To non-Catholics, Glendon's act may seem of little importance, yet another feud within the church. Abortion, after all, is settled law, and Obama is the duly elected president. Clearly, the American people have moved on.


Or have they? And should we? Is there really ever a time when we should be comfortable with the ratification of abortion? It has always seemed to me that the truest form of feminism, as in the earliest days of suffrage, would be to hold abhorrent the state-sanctioned destruction of women's unique life-bearing gifts. Out of material expedience, we've somehow managed to convince ourselves that life is a mistake.


While one may prefer to preserve the legality of individual discretion (my own reluctant, if withering, position), it is nonetheless consoling that there are still those who relentlessly defend life's sanctity. The alternative, after all, is far less comforting.
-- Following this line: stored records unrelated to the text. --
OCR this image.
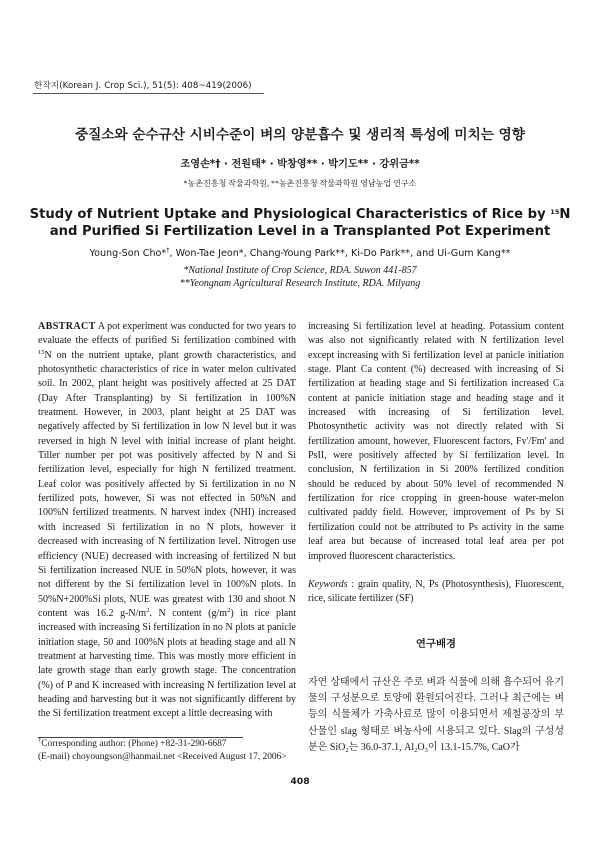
한작지(Korean J. Crop Sci.), 51(5): 408~419(2006)
중질소와 순수규산 시비수준이 벼의 양분흡수 및 생리적 특성에 미치는 영향
조영손*† · 전원태* · 박창영** · 박기도** · 강위금**
*농촌진흥청 작물과학원, **농촌진흥청 작물과학원 영남농업 연구소
Study of Nutrient Uptake and Physiological Characteristics of Rice by $^{15}$N and Purified Si Fertilization Level in a Transplanted Pot Experiment
Young-Son Cho*†, Won-Tae Jeon*, Chang-Young Park**, Ki-Do Park**, and Ui-Gum Kang**
*National Institute of Crop Science, RDA. Suwon 441-857
**Yeongnam Agricultural Research Institute, RDA. Milyang

ABSTRACT A pot experiment was conducted for two years to evaluate the effects of purified Si fertilization combined with $^{15}$N on the nutrient uptake, plant growth characteristics, and photosynthetic characteristics of rice in water melon cultivated soil. In 2002, plant height was positively affected at 25 DAT (Day After Transplanting) by Si fertilization in 100%N treatment. However, in 2003, plant height at 25 DAT was negatively affected by Si fertilization in low N level but it was reversed in high N level with initial increase of plant height. Tiller number per pot was positively affected by N and Si fertilization level, especially for high N fertilized treatment. Leaf color was positively affected by Si fertilization in no N fertilized pots, however, Si was not effected in 50%N and 100%N fertilized treatments. N harvest index (NHI) increased with increased Si fertilization in no N plots, however it decreased with increasing of N fertilization level. Nitrogen use efficiency (NUE) decreased with increasing of fertilized N but Si fertilization increased NUE in 50%N plots, however, it was not different by the Si fertilization level in 100%N plots. In 50%N+200%Si plots, NUE was greatest with 130 and shoot N content was 16.2 $g-N/m^2$. N content $(g/m^2)$ in rice plant increased with increasing Si fertilization in no N plots at panicle initiation stage, 50 and 100%N plots at heading stage and all N treatment at harvesting time. This was mostly more efficient in late growth stage than early growth stage. The concentration (%) of P and K increased with increasing N fertilization level at heading and harvesting but it was not significantly different by the Si fertilization treatment except a little decreasing with

increasing Si fertilization level at heading. Potassium content was also not significantly related with N fertilization level except increasing with Si fertilization level at panicle initiation stage. Plant Ca content (%) decreased with increasing of Si fertilization at heading stage and Si fertilization increased Ca content at panicle initiation stage and heading stage and it increased with increasing of Si fertilization level. Photosynthetic activity was not directly related with Si fertilization amount, however, Fluorescent factors, Fv'/Fm' and PsII, were positively affected by Si fertilization level. In conclusion, N fertilization in Si 200% fertilized condition should be reduced by about 50% level of recommended N fertilization for rice cropping in green-house water-melon cultivated paddy field. However, improvement of Ps by Si fertilization could not be attributed to Ps activity in the same leaf area but because of increased total leaf area per pot improved fluorescent characteristics.

Keywords : grain quality, N, Ps (Photosynthesis), Fluorescent, rice, silicate fertilizer (SF)

연구배경

자연 상태에서 규산은 주로 벼과 식물에 의해 흡수되어 유기물의 구성분으로 토양에 환원되어진다. 그러나 최근에는 벼 등의 식물체가 가축사료로 많이 이용되면서 제철공장의 부산물인 slag 형태로 벼농사에 시용되고 있다. Slag의 구성성분은 SiO$_2$는 36.0-37.1, $Al_2O_3$이 13.1-15.7%, CaO가

†Corresponding author: (Phone) +82-31-290-6687
(E-mail) choyoungson@hanmail.net <Received August 17, 2006>
408
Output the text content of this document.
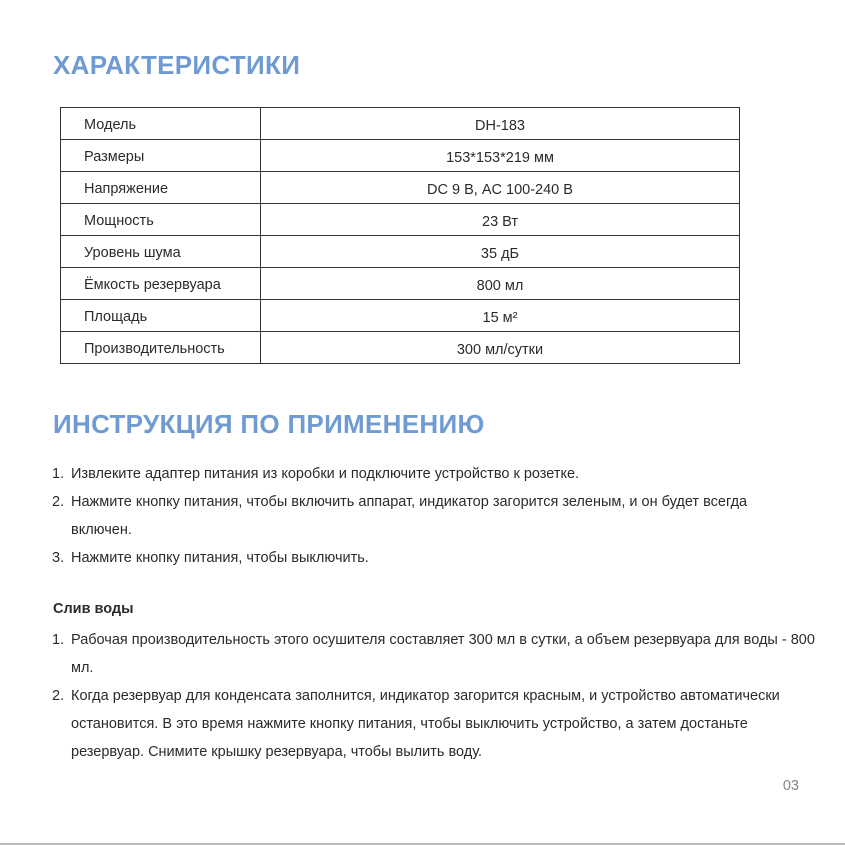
ХАРАКТЕРИСТИКИ
Модель	DH-183
Размеры	153*153*219 мм
Напряжение	DC 9 В, AC 100-240 В
Мощность	23 Вт
Уровень шума	35 дБ
Ёмкость резервуара	800 мл
Площадь	15 м²
Производительность	300 мл/сутки
ИНСТРУКЦИЯ ПО ПРИМЕНЕНИЮ
1. Извлеките адаптер питания из коробки и подключите устройство к розетке.
2. Нажмите кнопку питания, чтобы включить аппарат, индикатор загорится зеленым, и он будет всегда включен.
3. Нажмите кнопку питания, чтобы выключить.
Слив воды
1. Рабочая производительность этого осушителя составляет 300 мл в сутки, а объем резервуара для воды - 800 мл.
2. Когда резервуар для конденсата заполнится, индикатор загорится красным, и устройство автоматически остановится. В это время нажмите кнопку питания, чтобы выключить устройство, а затем достаньте резервуар. Снимите крышку резервуара, чтобы вылить воду.
03
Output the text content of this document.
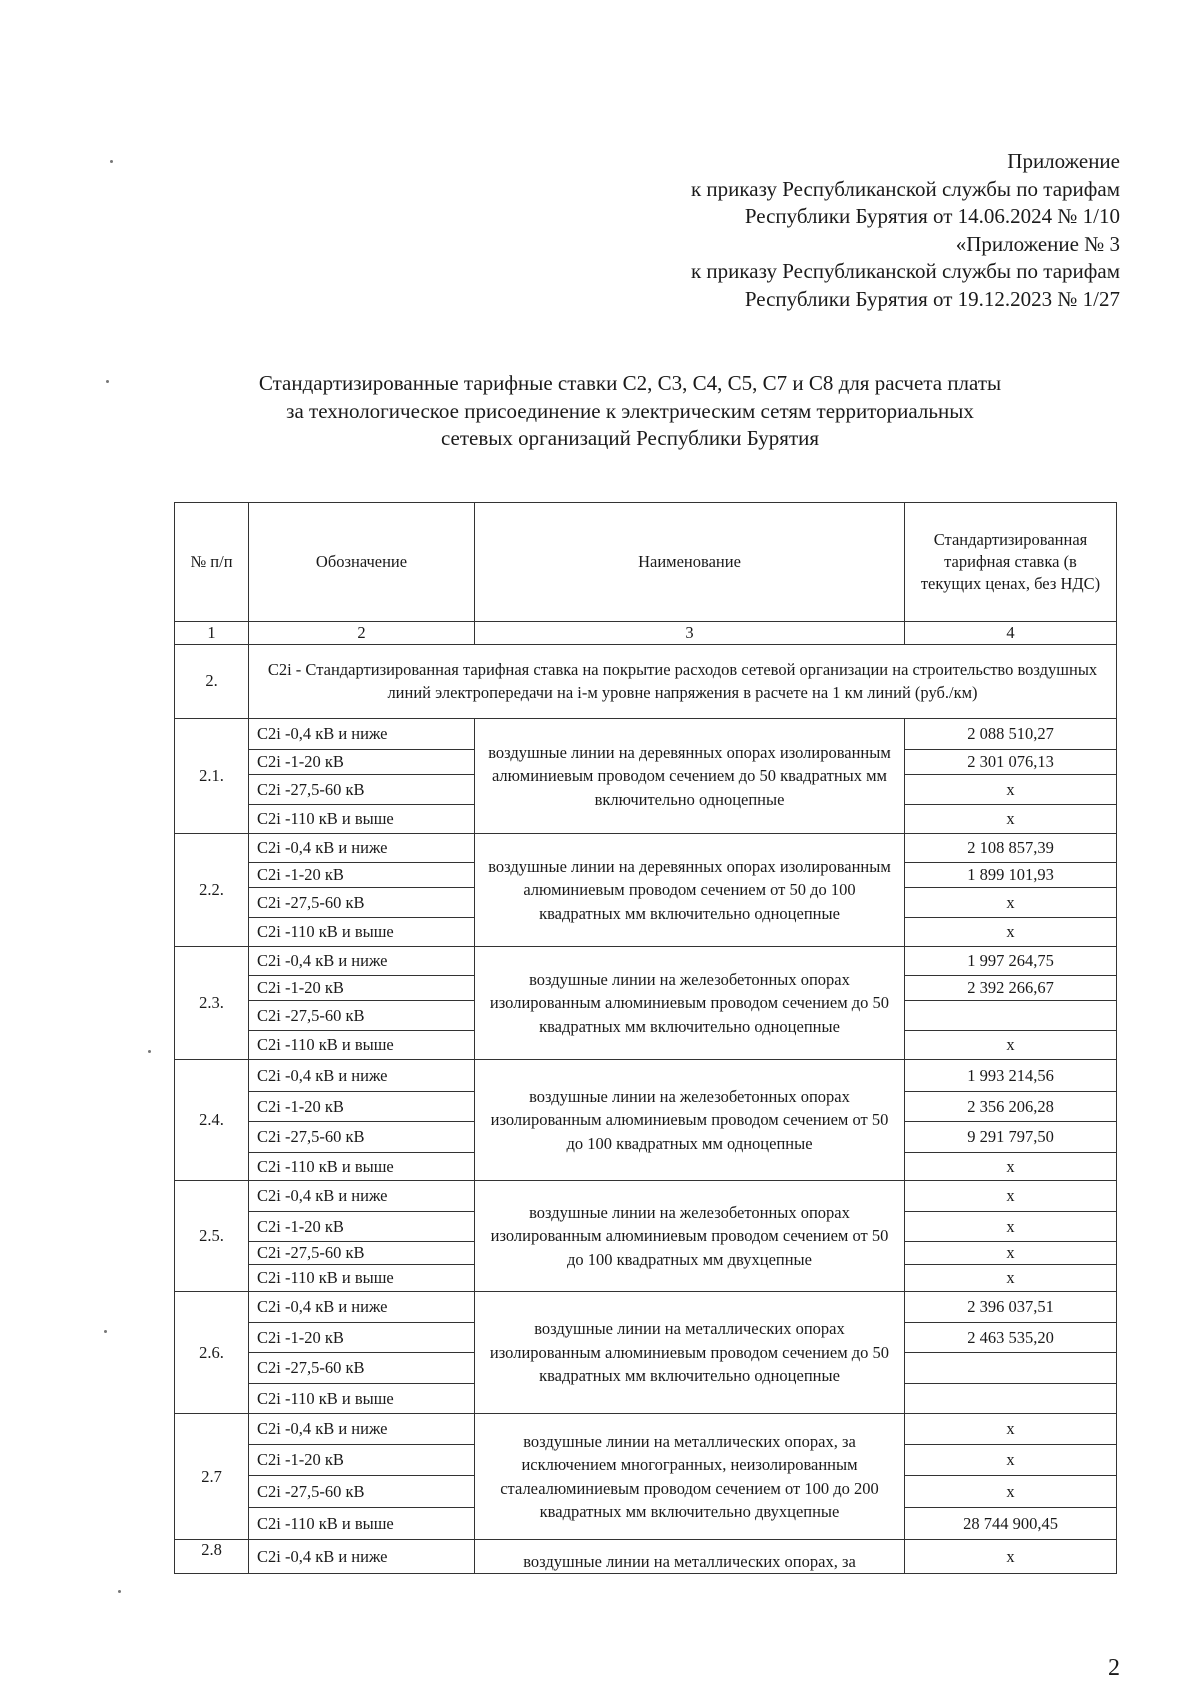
Приложение
к приказу Республиканской службы по тарифам
Республики Бурятия от 14.06.2024 № 1/10
«Приложение № 3
к приказу Республиканской службы по тарифам
Республики Бурятия от 19.12.2023 № 1/27
Стандартизированные тарифные ставки С2, С3, С4, С5, С7 и С8 для расчета платы
за технологическое присоединение к электрическим сетям территориальных
сетевых организаций Республики Бурятия
№ п/п	Обозначение	Наименование	Стандартизированная тарифная ставка (в текущих ценах, без НДС)
1	2	3	4
2.	С2i - Стандартизированная тарифная ставка на покрытие расходов сетевой организации на строительство воздушных линий электропередачи на i-м уровне напряжения в расчете на 1 км линий (руб./км)		
2.1.	С2i -0,4 кВ и ниже	воздушные линии на деревянных опорах изолированным алюминиевым проводом сечением до 50 квадратных мм включительно одноцепные	2 088 510,27
	С2i -1-20 кВ		2 301 076,13
	С2i -27,5-60 кВ		х
	С2i -110 кВ и выше		х
2.2.	С2i -0,4 кВ и ниже	воздушные линии на деревянных опорах изолированным алюминиевым проводом сечением от 50 до 100 квадратных мм включительно одноцепные	2 108 857,39
	С2i -1-20 кВ		1 899 101,93
	С2i -27,5-60 кВ		х
	С2i -110 кВ и выше		х
2.3.	С2i -0,4 кВ и ниже	воздушные линии на железобетонных опорах изолированным алюминиевым проводом сечением до 50 квадратных мм включительно одноцепные	1 997 264,75
	С2i -1-20 кВ		2 392 266,67
	С2i -27,5-60 кВ		
	С2i -110 кВ и выше		х
2.4.	С2i -0,4 кВ и ниже	воздушные линии на железобетонных опорах изолированным алюминиевым проводом сечением от 50 до 100 квадратных мм одноцепные	1 993 214,56
	С2i -1-20 кВ		2 356 206,28
	С2i -27,5-60 кВ		9 291 797,50
	С2i -110 кВ и выше		х
2.5.	С2i -0,4 кВ и ниже	воздушные линии на железобетонных опорах изолированным алюминиевым проводом сечением от 50 до 100 квадратных мм двухцепные	х
	С2i -1-20 кВ		х
	С2i -27,5-60 кВ		х
	С2i -110 кВ и выше		х
2.6.	С2i -0,4 кВ и ниже	воздушные линии на металлических опорах изолированным алюминиевым проводом сечением до 50 квадратных мм включительно одноцепные	2 396 037,51
	С2i -1-20 кВ		2 463 535,20
	С2i -27,5-60 кВ		
	С2i -110 кВ и выше		
2.7	С2i -0,4 кВ и ниже	воздушные линии на металлических опорах, за исключением многогранных, неизолированным сталеалюминиевым проводом сечением от 100 до 200 квадратных мм включительно двухцепные	х
	С2i -1-20 кВ		х
	С2i -27,5-60 кВ		х
	С2i -110 кВ и выше		28 744 900,45
2.8	С2i -0,4 кВ и ниже	воздушные линии на металлических опорах, за	х
2
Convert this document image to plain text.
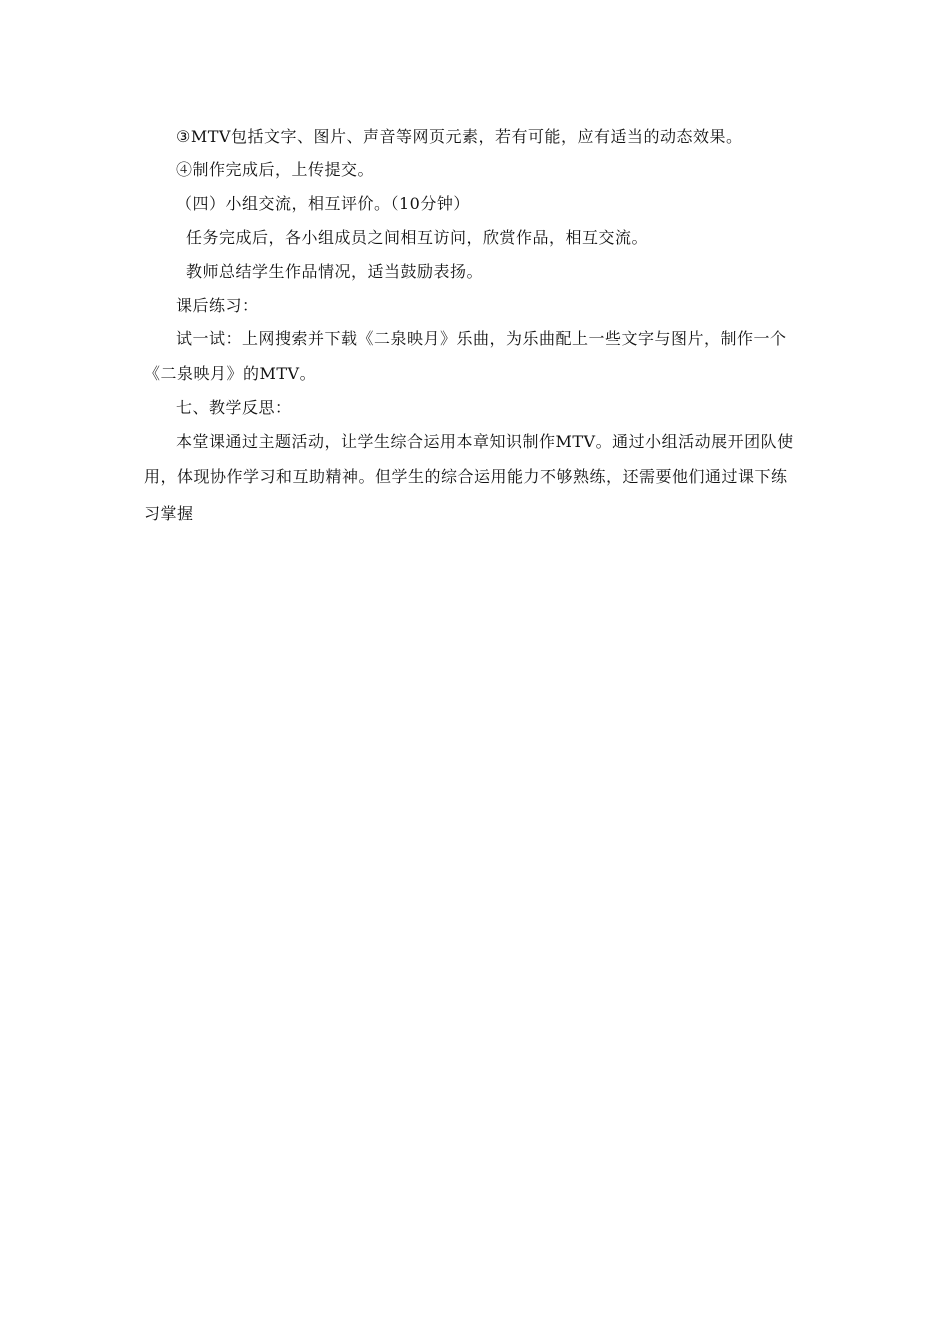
③MTV包括文字、图片、声音等网页元素，若有可能，应有适当的动态效果。
④制作完成后，上传提交。
（四）小组交流，相互评价。（10分钟）
任务完成后，各小组成员之间相互访问，欣赏作品，相互交流。
教师总结学生作品情况，适当鼓励表扬。
课后练习：
试一试：上网搜索并下载《二泉映月》乐曲，为乐曲配上一些文字与图片，制作一个
《二泉映月》的MTV。
七、教学反思：
本堂课通过主题活动，让学生综合运用本章知识制作MTV。通过小组活动展开团队使
用，体现协作学习和互助精神。但学生的综合运用能力不够熟练，还需要他们通过课下练
习掌握
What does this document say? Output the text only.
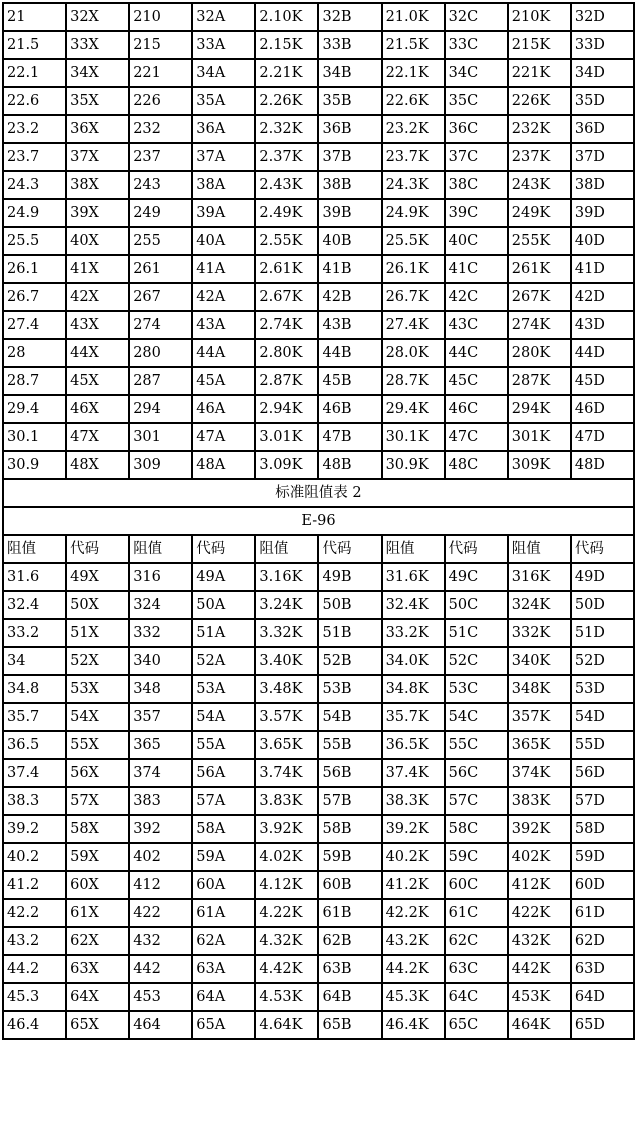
21	32X	210	32A	2.10K	32B	21.0K	32C	210K	32D
21.5	33X	215	33A	2.15K	33B	21.5K	33C	215K	33D
22.1	34X	221	34A	2.21K	34B	22.1K	34C	221K	34D
22.6	35X	226	35A	2.26K	35B	22.6K	35C	226K	35D
23.2	36X	232	36A	2.32K	36B	23.2K	36C	232K	36D
23.7	37X	237	37A	2.37K	37B	23.7K	37C	237K	37D
24.3	38X	243	38A	2.43K	38B	24.3K	38C	243K	38D
24.9	39X	249	39A	2.49K	39B	24.9K	39C	249K	39D
25.5	40X	255	40A	2.55K	40B	25.5K	40C	255K	40D
26.1	41X	261	41A	2.61K	41B	26.1K	41C	261K	41D
26.7	42X	267	42A	2.67K	42B	26.7K	42C	267K	42D
27.4	43X	274	43A	2.74K	43B	27.4K	43C	274K	43D
28	44X	280	44A	2.80K	44B	28.0K	44C	280K	44D
28.7	45X	287	45A	2.87K	45B	28.7K	45C	287K	45D
29.4	46X	294	46A	2.94K	46B	29.4K	46C	294K	46D
30.1	47X	301	47A	3.01K	47B	30.1K	47C	301K	47D
30.9	48X	309	48A	3.09K	48B	30.9K	48C	309K	48D
标准阻值表 2									
E-96									
阻值	代码	阻值	代码	阻值	代码	阻值	代码	阻值	代码
31.6	49X	316	49A	3.16K	49B	31.6K	49C	316K	49D
32.4	50X	324	50A	3.24K	50B	32.4K	50C	324K	50D
33.2	51X	332	51A	3.32K	51B	33.2K	51C	332K	51D
34	52X	340	52A	3.40K	52B	34.0K	52C	340K	52D
34.8	53X	348	53A	3.48K	53B	34.8K	53C	348K	53D
35.7	54X	357	54A	3.57K	54B	35.7K	54C	357K	54D
36.5	55X	365	55A	3.65K	55B	36.5K	55C	365K	55D
37.4	56X	374	56A	3.74K	56B	37.4K	56C	374K	56D
38.3	57X	383	57A	3.83K	57B	38.3K	57C	383K	57D
39.2	58X	392	58A	3.92K	58B	39.2K	58C	392K	58D
40.2	59X	402	59A	4.02K	59B	40.2K	59C	402K	59D
41.2	60X	412	60A	4.12K	60B	41.2K	60C	412K	60D
42.2	61X	422	61A	4.22K	61B	42.2K	61C	422K	61D
43.2	62X	432	62A	4.32K	62B	43.2K	62C	432K	62D
44.2	63X	442	63A	4.42K	63B	44.2K	63C	442K	63D
45.3	64X	453	64A	4.53K	64B	45.3K	64C	453K	64D
46.4	65X	464	65A	4.64K	65B	46.4K	65C	464K	65D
Increasingly, however, even Catholic institutions can't be relied upon to hold the fraying line between our humanity and materialism. Another Laetare recipient, the novelist and physician Walker Percy, told the 1989 graduating class:


"It is a disaster when only one kind of truth prevails at the expense of another. If only one kind of truth prevails — the abstract and technical truth of science — then nothing stands in the way of a demeaning of and a destruction of human life for what appear to be reasonable, short-term goals.


"It's no accident, I think, that German science, great as it was, ended in the destruction of a Holocaust. The novelist likes to irritate people by pointing this out."


One needn't be a dedicated pro-lifer to understand the consternation Obama's invitation has caused. He is more radical than all previous presidents on the life issue, with his loosening of federal funding for abortion and embryonic stem cell research, as well as his campaign promise to pass the Freedom of Choice Act.


To his credit, Obama has left some Bush-era restrictions in place on embryonic stem cell research. Under new guidelines, federal funding may be used for research only on surplus embryos from fertility clinics, not on cells or embryos created just for research.


Nevertheless, his abortion stance is in direct conflict with Catholic teaching. And no place symbolizes Catholics in America quite the way Notre Dame does.


Offering this backdrop and extending the school's imprimatur to Obama constitutes a wink and a nod to abortion. Why not throw a pig roast in Mecca? That was Glendon's point. By her symbolic gesture of self-denial, she demonstrates that faith is an act, not a motto.


Obama might consider following Glendon's lead. Although he supports choice, the president also recognizes the moral complexity of those decisions. Out of respect for pro-life Catholics and their beloved institution, he should politely bow out.